In tal senso le luci di Alessandro Verazzi contribuiscono bene a rendere tetro questo mondo in totale disfacimento morale come si evince anche dall’atmosfera della festa-festino iniziale nel Palazzo dove i cortigiani indossano maschere dalle fattezze animalesche (idea già vista). Anche i costumi appaiono molto contaminati mescolando diversi accenni della Belle Èpoque, gli abiti Anni Venti, gli smoking dei cortigiani (con tanto di gorgiera), la virginale sottana di Gilda e la (discutibile) vestaglia di Giovanna, il liso cappotto di Rigoletto quando sveste gli abiti rossi da buffone di corte, gli abiti un po’ da dandy del Duca con gli stivali, poi vestito nel terzo atto vestito da ufficiale.
Le scene suggerite di Federica Parolini in effetti custodiscono semplicemente quel che accade nel Ducato di Mantova, ora evocando gli spazi lussuosi del Palazzo attraverso una sorta di tende broccate con fregi dorati che si calano dall’alto (e con tanto di scritta con lampadine luminose dal gusto discutibile), ora la casa di Gilda con un semplice letto in ottone, ora l’osteria di Sparafucile con un tavolo di legno o il ricco talamo nuziale del Duca.
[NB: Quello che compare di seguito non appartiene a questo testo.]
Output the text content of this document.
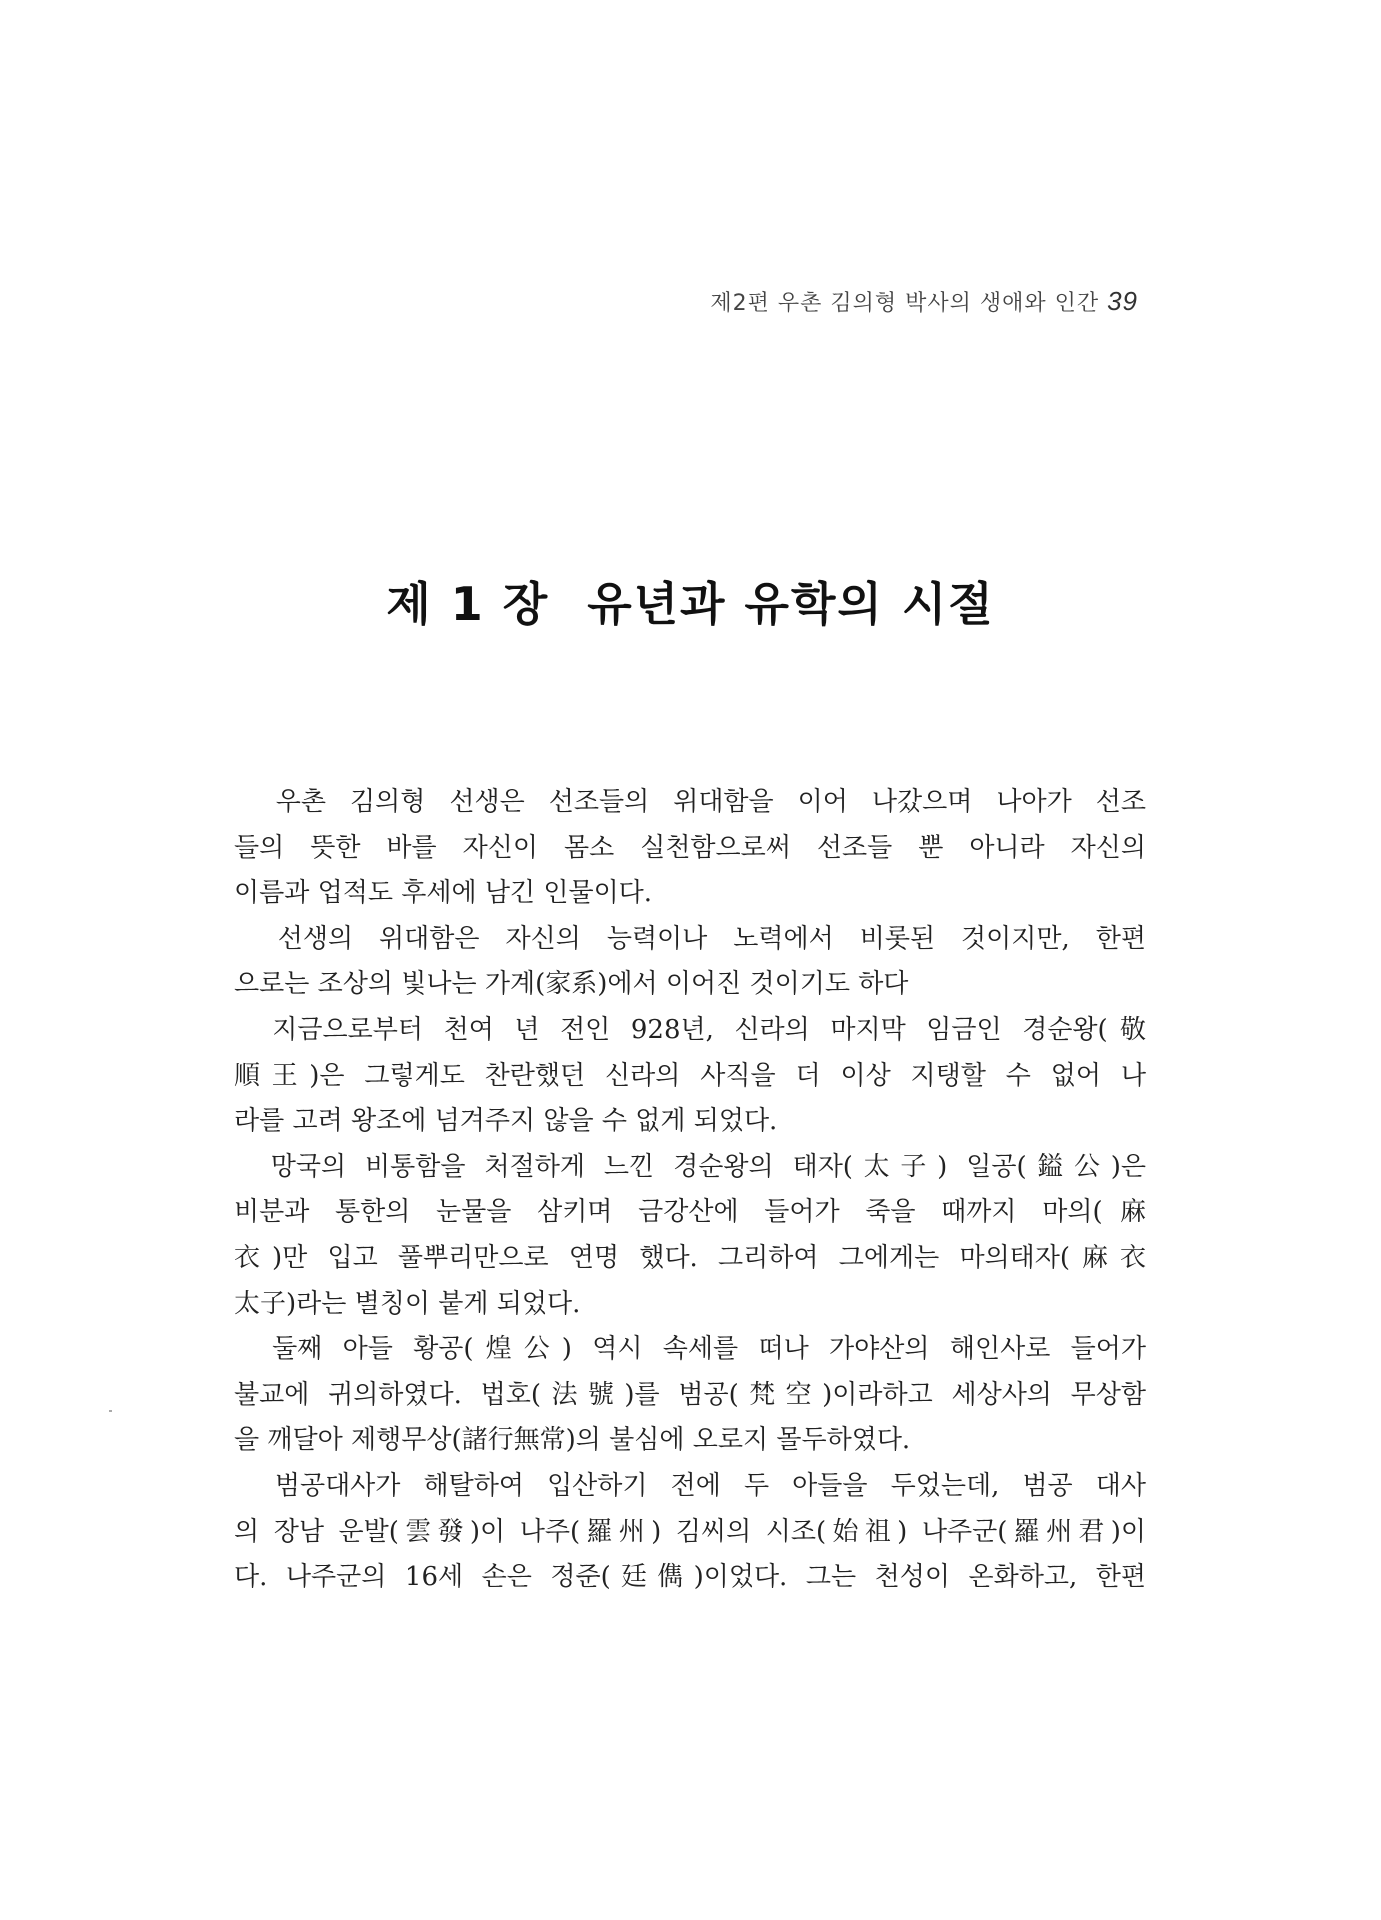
제2편 우촌 김의형 박사의 생애와 인간 39
제 1 장 유년과 유학의 시절

　우촌 김의형 선생은 선조들의 위대함을 이어 나갔으며 나아가 선조
들의 뜻한 바를 자신이 몸소 실천함으로써 선조들 뿐 아니라 자신의
이름과 업적도 후세에 남긴 인물이다.

　선생의 위대함은 자신의 능력이나 노력에서 비롯된 것이지만, 한편
으로는 조상의 빛나는 가계(家系)에서 이어진 것이기도 하다

　지금으로부터 천여 년 전인 928년, 신라의 마지막 임금인 경순왕(敬
順王)은 그렇게도 찬란했던 신라의 사직을 더 이상 지탱할 수 없어 나
라를 고려 왕조에 넘겨주지 않을 수 없게 되었다.

　망국의 비통함을 처절하게 느낀 경순왕의 태자(太子) 일공(鎰公)은
비분과 통한의 눈물을 삼키며 금강산에 들어가 죽을 때까지 마의(麻
衣)만 입고 풀뿌리만으로 연명 했다. 그리하여 그에게는 마의태자(麻衣
太子)라는 별칭이 붙게 되었다.

　둘째 아들 황공(煌公) 역시 속세를 떠나 가야산의 해인사로 들어가
불교에 귀의하였다. 법호(法號)를 범공(梵空)이라하고 세상사의 무상함
을 깨달아 제행무상(諸行無常)의 불심에 오로지 몰두하였다.

　범공대사가 해탈하여 입산하기 전에 두 아들을 두었는데, 범공 대사
의 장남 운발(雲發)이 나주(羅州) 김씨의 시조(始祖) 나주군(羅州君)이
다. 나주군의 16세 손은 정준(廷儁)이었다. 그는 천성이 온화하고, 한편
All’interno di questi spazi lugubri e spesso solo evocati, si consuma il dramma di Rigoletto sulle possenti note di Verdi e s’inserisce qualche innovazione registica (il Duca che sceglie l’abito da Gualtier Maldè spiato dal pubblico mentre Rigoletto incontra Sparafucile o lo split screen nel primo anno con il Duca che si aggira fuori la casa di Gilda mentre Rigoletto si rivolge alla figlia).
Sostenuta e di buon temperamento la direzione d’orchestra di Renato Palumbo sul podio che ha regalato i giusti accenti e le adatte sfumature alla partitura, fra momenti più drammatici e romantici.
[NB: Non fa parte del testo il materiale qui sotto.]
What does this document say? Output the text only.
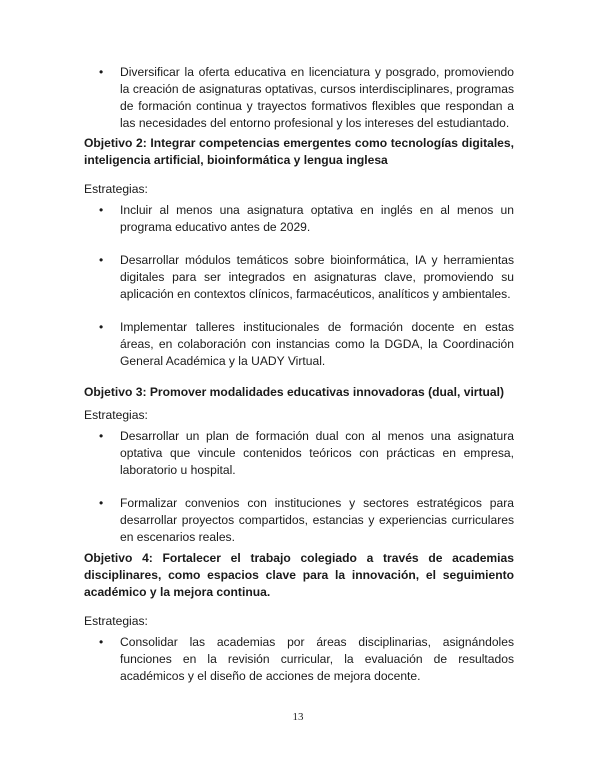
• Diversificar la oferta educativa en licenciatura y posgrado, promoviendo la creación de asignaturas optativas, cursos interdisciplinares, programas de formación continua y trayectos formativos flexibles que respondan a las necesidades del entorno profesional y los intereses del estudiantado.

Objetivo 2: Integrar competencias emergentes como tecnologías digitales, inteligencia artificial, bioinformática y lengua inglesa

Estrategias:

• Incluir al menos una asignatura optativa en inglés en al menos un programa educativo antes de 2029.
• Desarrollar módulos temáticos sobre bioinformática, IA y herramientas digitales para ser integrados en asignaturas clave, promoviendo su aplicación en contextos clínicos, farmacéuticos, analíticos y ambientales.
• Implementar talleres institucionales de formación docente en estas áreas, en colaboración con instancias como la DGDA, la Coordinación General Académica y la UADY Virtual.

Objetivo 3: Promover modalidades educativas innovadoras (dual, virtual)

Estrategias:

• Desarrollar un plan de formación dual con al menos una asignatura optativa que vincule contenidos teóricos con prácticas en empresa, laboratorio u hospital.
• Formalizar convenios con instituciones y sectores estratégicos para desarrollar proyectos compartidos, estancias y experiencias curriculares en escenarios reales.

Objetivo 4: Fortalecer el trabajo colegiado a través de academias disciplinares, como espacios clave para la innovación, el seguimiento académico y la mejora continua.

Estrategias:

• Consolidar las academias por áreas disciplinarias, asignándoles funciones en la revisión curricular, la evaluación de resultados académicos y el diseño de acciones de mejora docente.
13
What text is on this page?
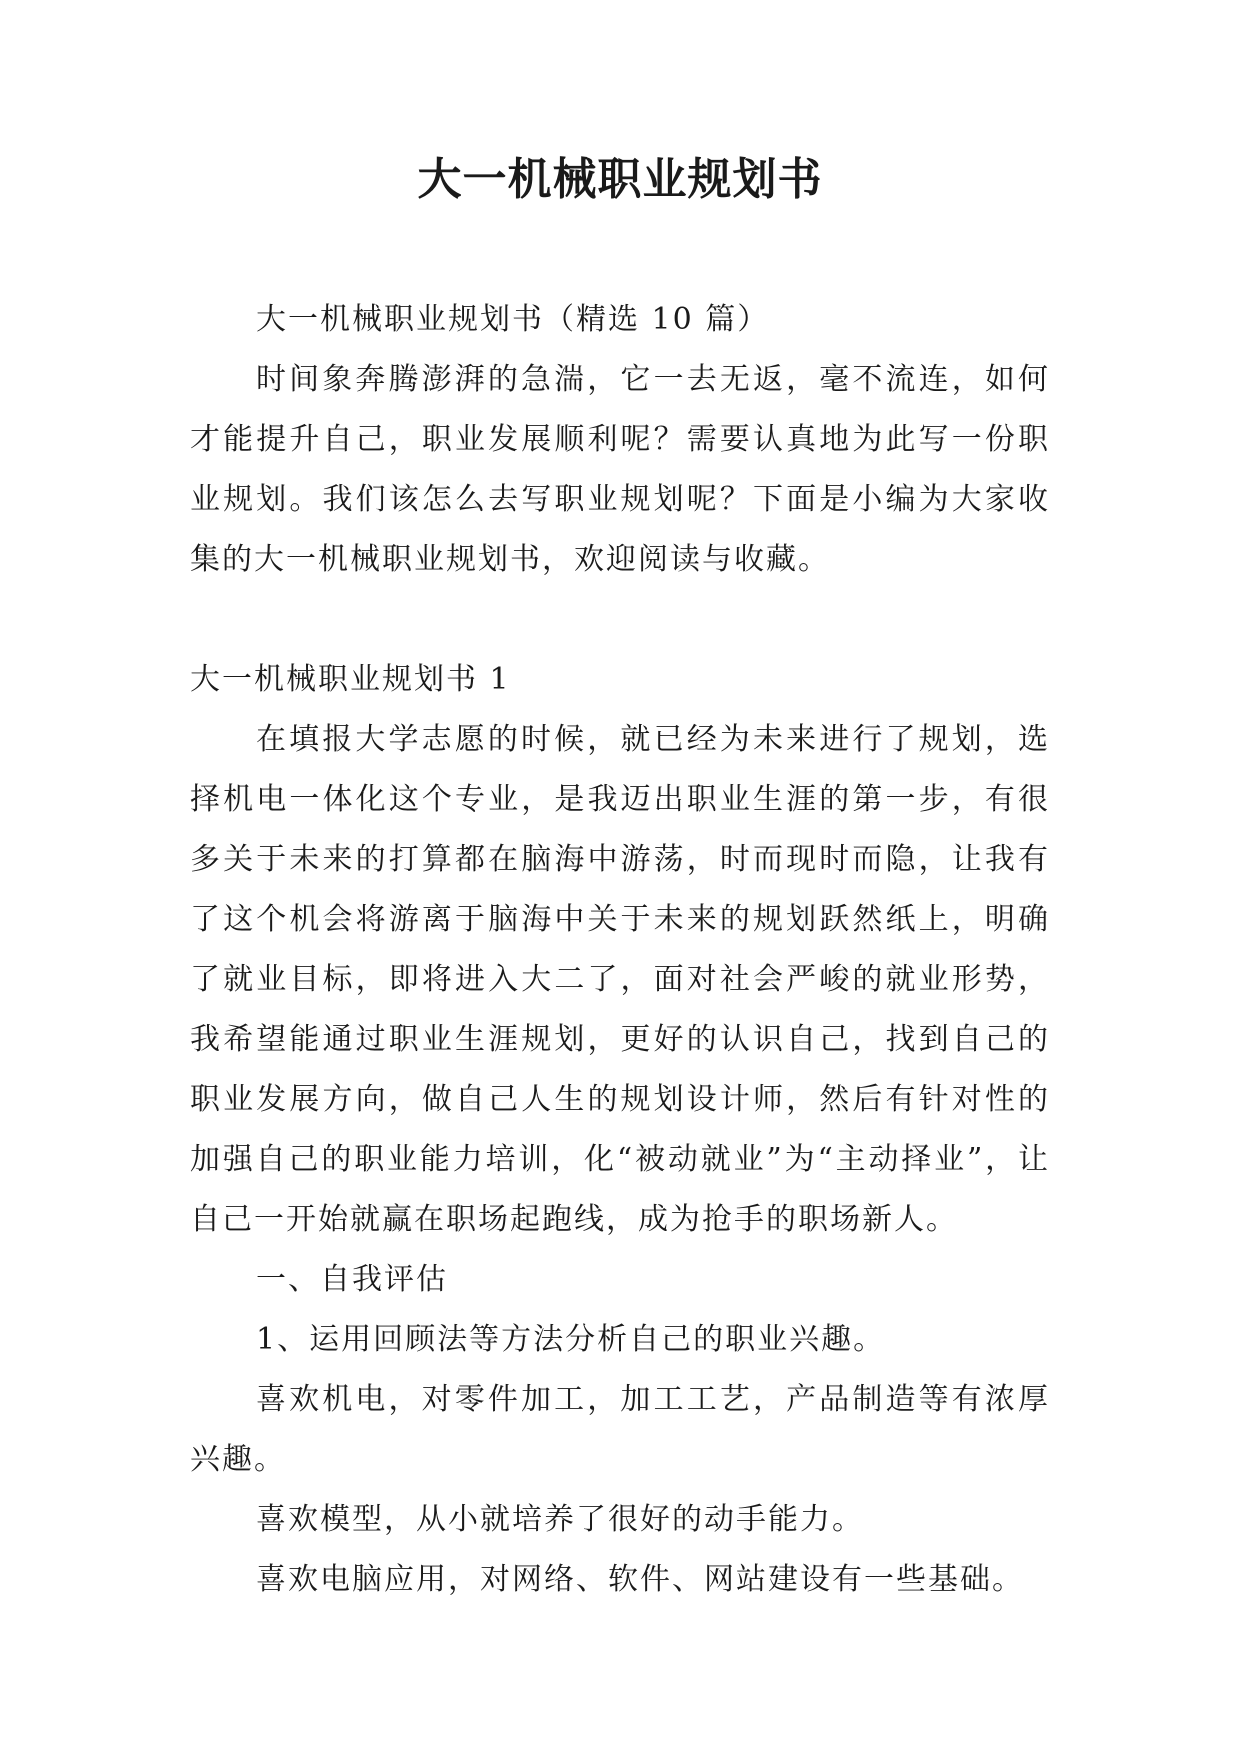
大一机械职业规划书

大一机械职业规划书（精选 10 篇）

时间象奔腾澎湃的急湍，它一去无返，毫不流连，如何才能提升自己，职业发展顺利呢？需要认真地为此写一份职业规划。我们该怎么去写职业规划呢？下面是小编为大家收集的大一机械职业规划书，欢迎阅读与收藏。

大一机械职业规划书 1

在填报大学志愿的时候，就已经为未来进行了规划，选择机电一体化这个专业，是我迈出职业生涯的第一步，有很多关于未来的打算都在脑海中游荡，时而现时而隐，让我有了这个机会将游离于脑海中关于未来的规划跃然纸上，明确了就业目标，即将进入大二了，面对社会严峻的就业形势，我希望能通过职业生涯规划，更好的认识自己，找到自己的职业发展方向，做自己人生的规划设计师，然后有针对性的加强自己的职业能力培训，化“被动就业”为“主动择业”，让自己一开始就赢在职场起跑线，成为抢手的职场新人。

一、自我评估

1、运用回顾法等方法分析自己的职业兴趣。

喜欢机电，对零件加工，加工工艺，产品制造等有浓厚兴趣。

喜欢模型，从小就培养了很好的动手能力。

喜欢电脑应用，对网络、软件、网站建设有一些基础。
“Desidero ringraziare l’orchestra e il coro presenti in un momento così difficile” ha detto il maestro solidarizzando con gli artisti all’inizio del secondo atto, supportato dagli applausi del pubblico. Ottimo il cast che ha visto sul palco Giovanni Meoni nel ruolo di Rigoletto (si alterna con Francesco Landolfi e Stefano Antonucci), quasi perfetto il Duca di Piero Pretti (si alterna con Gianluca Terranova) nella voce (seppur poco coinvolgente nell’interpretazione soprattutto nei duetti amorosi), dolce Ekaterina Sadovnikova nel ruolo di Gilda (si alterna con Claudia Boyle) che raccoglie inevitabili applausi in Caro nome, ottimo il coro diretto da Roberto Gabbiani che svolge un ruolo primario nel Rigoletto. Un bel successo per il Teatro che replica fino al 31 ottobre (martedì 28 (ore 20), mercoledì 29 (ore 20) giovedì 30 (ore 20) e venerdì 31 (ore 18).